A pesar de llevar un buen tiempo hablando y de haber cambiado un par de veces de sitio, ninguno de los contendientes parecía cansado o mostraba signos de debilidad. Muy al contrario, les sobraban a ambos razones para defender la figura y obra de Adalbert Stifter (autor ya con méritos suficientes para entrar en nuestra galería de 'infames'). No recuerdo cuántos rings de conversación se disputaron ni cuál fue el número correspondiente de vinos que pudimos contabilizar, pero el combate terminó cuando, después de muchas risas, uno de ellos se levantó para ir al baño. En ese momento (y sin decir nada) di por terminada la contienda.
La noche se extendió más allá, pero aunque fue muy divertida ya no hablamos de libros y aquí no interesa. No diré a quién sentí como ganador moral del combate, porque mis amigos no saben nada de aquello. Además, yo he leído con mucho gusto ambos libros y estoy a punto de empezar 'Brigitta', para algunos 'uno de los relatos más bellos en lengua alemana', el título que la editorial Bartleby ha traducido y con el que iniciaron su nueva colección de narrativa. Ya veremos si es tan bueno como los otros dos.

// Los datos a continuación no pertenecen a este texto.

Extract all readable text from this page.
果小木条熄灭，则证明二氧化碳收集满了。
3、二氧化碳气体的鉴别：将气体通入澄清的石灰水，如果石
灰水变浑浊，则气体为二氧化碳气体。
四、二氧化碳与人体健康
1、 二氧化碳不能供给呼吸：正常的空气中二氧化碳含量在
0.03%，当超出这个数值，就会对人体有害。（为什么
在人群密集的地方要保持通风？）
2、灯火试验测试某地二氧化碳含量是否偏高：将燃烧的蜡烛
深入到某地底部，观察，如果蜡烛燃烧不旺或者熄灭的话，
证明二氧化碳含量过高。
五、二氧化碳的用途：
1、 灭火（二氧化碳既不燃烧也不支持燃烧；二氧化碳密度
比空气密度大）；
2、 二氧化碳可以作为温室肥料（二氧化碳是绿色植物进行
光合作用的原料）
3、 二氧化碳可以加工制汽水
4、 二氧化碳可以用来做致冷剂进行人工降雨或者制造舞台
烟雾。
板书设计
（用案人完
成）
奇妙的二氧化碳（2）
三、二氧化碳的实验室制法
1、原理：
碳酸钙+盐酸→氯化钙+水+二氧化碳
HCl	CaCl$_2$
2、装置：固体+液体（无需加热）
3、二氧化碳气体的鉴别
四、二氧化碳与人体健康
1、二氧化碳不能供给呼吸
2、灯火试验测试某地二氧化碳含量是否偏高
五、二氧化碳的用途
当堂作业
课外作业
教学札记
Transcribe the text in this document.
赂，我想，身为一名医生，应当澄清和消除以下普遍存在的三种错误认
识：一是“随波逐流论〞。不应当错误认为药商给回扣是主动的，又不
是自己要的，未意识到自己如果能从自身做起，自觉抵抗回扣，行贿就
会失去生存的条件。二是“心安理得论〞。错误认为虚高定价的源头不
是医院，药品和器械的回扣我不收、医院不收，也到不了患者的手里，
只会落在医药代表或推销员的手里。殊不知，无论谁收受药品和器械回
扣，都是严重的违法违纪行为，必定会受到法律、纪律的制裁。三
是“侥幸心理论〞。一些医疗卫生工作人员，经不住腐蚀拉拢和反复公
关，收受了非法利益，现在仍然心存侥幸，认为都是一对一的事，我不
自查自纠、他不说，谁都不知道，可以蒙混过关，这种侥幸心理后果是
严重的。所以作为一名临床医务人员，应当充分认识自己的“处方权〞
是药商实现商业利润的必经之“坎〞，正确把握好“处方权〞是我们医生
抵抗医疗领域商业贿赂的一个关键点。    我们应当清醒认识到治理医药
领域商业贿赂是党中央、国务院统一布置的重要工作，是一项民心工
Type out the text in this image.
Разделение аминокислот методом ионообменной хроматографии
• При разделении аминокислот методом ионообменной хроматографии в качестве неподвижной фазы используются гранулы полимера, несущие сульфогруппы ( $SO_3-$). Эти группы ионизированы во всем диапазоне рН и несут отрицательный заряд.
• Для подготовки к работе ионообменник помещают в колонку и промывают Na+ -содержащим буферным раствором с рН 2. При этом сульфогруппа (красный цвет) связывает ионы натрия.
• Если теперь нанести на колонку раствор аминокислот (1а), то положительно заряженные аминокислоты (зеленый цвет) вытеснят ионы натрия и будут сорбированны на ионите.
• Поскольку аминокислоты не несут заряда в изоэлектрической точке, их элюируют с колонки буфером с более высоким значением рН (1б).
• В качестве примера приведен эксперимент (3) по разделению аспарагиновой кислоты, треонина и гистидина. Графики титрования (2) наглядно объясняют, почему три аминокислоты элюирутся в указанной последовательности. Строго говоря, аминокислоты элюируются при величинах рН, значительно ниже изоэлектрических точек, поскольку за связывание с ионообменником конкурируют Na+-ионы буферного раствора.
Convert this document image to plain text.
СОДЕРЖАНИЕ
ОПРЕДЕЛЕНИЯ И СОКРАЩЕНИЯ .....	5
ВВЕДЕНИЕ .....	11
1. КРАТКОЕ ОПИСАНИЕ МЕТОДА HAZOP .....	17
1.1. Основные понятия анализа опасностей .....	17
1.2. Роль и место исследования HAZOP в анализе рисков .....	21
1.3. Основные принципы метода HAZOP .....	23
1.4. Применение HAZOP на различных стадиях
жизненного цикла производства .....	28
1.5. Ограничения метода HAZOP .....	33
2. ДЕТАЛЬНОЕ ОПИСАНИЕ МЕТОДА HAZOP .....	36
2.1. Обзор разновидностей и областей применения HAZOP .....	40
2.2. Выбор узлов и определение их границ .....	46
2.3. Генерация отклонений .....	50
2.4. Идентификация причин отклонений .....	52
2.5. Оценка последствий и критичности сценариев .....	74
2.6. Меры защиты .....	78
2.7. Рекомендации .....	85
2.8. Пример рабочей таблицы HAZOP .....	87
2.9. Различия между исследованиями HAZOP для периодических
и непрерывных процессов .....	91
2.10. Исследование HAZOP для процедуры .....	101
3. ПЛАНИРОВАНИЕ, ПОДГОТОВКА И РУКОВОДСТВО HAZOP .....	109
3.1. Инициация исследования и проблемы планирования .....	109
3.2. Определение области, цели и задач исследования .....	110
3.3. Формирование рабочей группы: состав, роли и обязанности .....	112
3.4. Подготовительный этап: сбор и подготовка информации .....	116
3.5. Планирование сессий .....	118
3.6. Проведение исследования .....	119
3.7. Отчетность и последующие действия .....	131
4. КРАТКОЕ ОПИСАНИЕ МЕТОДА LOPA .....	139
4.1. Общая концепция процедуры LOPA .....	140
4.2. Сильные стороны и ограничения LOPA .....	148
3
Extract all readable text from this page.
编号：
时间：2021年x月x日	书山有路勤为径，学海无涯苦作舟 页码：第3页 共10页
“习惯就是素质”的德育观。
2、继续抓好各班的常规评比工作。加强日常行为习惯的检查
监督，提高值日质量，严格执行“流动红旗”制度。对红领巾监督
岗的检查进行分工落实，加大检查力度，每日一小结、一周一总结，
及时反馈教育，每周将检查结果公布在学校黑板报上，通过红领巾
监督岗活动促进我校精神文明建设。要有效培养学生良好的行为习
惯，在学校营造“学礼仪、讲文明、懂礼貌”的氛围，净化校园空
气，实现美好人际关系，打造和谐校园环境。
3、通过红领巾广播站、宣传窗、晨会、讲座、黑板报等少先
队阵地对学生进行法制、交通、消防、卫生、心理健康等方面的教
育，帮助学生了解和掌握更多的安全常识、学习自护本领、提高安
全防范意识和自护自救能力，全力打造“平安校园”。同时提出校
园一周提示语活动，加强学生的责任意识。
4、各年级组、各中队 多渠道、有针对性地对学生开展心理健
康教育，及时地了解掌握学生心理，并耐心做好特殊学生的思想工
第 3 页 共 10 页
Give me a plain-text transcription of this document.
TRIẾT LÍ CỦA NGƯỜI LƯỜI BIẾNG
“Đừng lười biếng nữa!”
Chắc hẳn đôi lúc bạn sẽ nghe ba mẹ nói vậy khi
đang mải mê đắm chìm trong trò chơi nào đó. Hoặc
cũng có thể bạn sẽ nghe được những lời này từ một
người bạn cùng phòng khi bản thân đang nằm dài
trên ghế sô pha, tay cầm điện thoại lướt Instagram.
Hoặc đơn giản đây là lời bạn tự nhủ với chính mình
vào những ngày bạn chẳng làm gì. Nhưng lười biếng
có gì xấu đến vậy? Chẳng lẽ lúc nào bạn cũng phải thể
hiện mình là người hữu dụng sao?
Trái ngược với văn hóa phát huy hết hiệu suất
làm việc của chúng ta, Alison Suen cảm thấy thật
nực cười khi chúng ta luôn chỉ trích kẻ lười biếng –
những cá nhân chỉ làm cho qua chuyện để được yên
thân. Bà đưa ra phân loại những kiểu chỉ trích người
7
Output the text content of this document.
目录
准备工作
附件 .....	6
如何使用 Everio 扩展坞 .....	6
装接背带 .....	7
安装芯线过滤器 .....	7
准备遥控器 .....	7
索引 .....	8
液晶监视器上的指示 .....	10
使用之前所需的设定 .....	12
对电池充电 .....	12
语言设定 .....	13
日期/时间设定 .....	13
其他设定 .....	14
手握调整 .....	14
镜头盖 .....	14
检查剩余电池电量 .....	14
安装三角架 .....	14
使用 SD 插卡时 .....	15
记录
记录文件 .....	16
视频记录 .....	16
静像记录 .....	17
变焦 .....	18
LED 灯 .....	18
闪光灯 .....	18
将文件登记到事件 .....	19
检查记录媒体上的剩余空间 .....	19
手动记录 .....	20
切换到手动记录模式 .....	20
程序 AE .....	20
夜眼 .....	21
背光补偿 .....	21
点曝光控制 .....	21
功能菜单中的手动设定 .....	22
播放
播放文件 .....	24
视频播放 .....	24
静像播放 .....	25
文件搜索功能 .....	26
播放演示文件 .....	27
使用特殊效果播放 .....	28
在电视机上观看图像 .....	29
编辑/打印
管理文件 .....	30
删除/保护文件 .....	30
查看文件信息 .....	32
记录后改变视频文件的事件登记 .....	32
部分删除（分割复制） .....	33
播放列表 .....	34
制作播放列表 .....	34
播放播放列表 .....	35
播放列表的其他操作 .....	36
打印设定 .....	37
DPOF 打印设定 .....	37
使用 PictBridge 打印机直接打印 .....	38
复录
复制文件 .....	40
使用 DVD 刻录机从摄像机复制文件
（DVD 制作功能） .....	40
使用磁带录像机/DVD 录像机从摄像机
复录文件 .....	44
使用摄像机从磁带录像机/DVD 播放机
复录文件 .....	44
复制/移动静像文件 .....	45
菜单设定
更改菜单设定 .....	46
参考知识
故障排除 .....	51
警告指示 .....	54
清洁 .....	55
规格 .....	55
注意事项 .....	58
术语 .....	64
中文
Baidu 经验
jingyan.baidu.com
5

Posdata 1 sobre Arthur Cravan:
Además del documental de Lacuesta, Cravan contra Cravan, el libro del que hablo al inicio es 'Arthur Cravan. Una biografía', de Maria Lluïsa Borràs (Quaderns Crema, 1993). Para quien tenga curiosidad es muy interesante el número 38 de la revista 'Poesía', dedicada en parte a esta absorbente figura literaria y pugilística. Esta 'Revista Ilustrada de Información Poética' se acompaña además de un inmenso póster que reproduce el cartel del combate entre Arthur Cravan (blanco de 105 kilos) y Jack Jonson (110 kilos) en la Monumental de Barcelona el 23 de abril de 1916 por la nada desdeñable cantidad de 50.000 pesetas para el vencedor.
Posdata 2 sobre Stifter:
A las novedades de Adalbert Stifter ya citadas (Impedimenta, Nórdica y Bartleby) hay que sumar la edición de Verano Tardío en Pre-Textos (también 2008), un volumen de casi 900 páginas para el que se recomienda empezar su lectura con ánimo y llenar la alacena de víveres por lo que pueda pasar.
Para hablar de un escritor que a algunos pueda parecer un poco alejado en el tiempo (algo en lo que yo no creo) pensé que tan sólo podría incitar a su lectura hablando de mis propias ganas por leerle. Espero haberlo conseguido.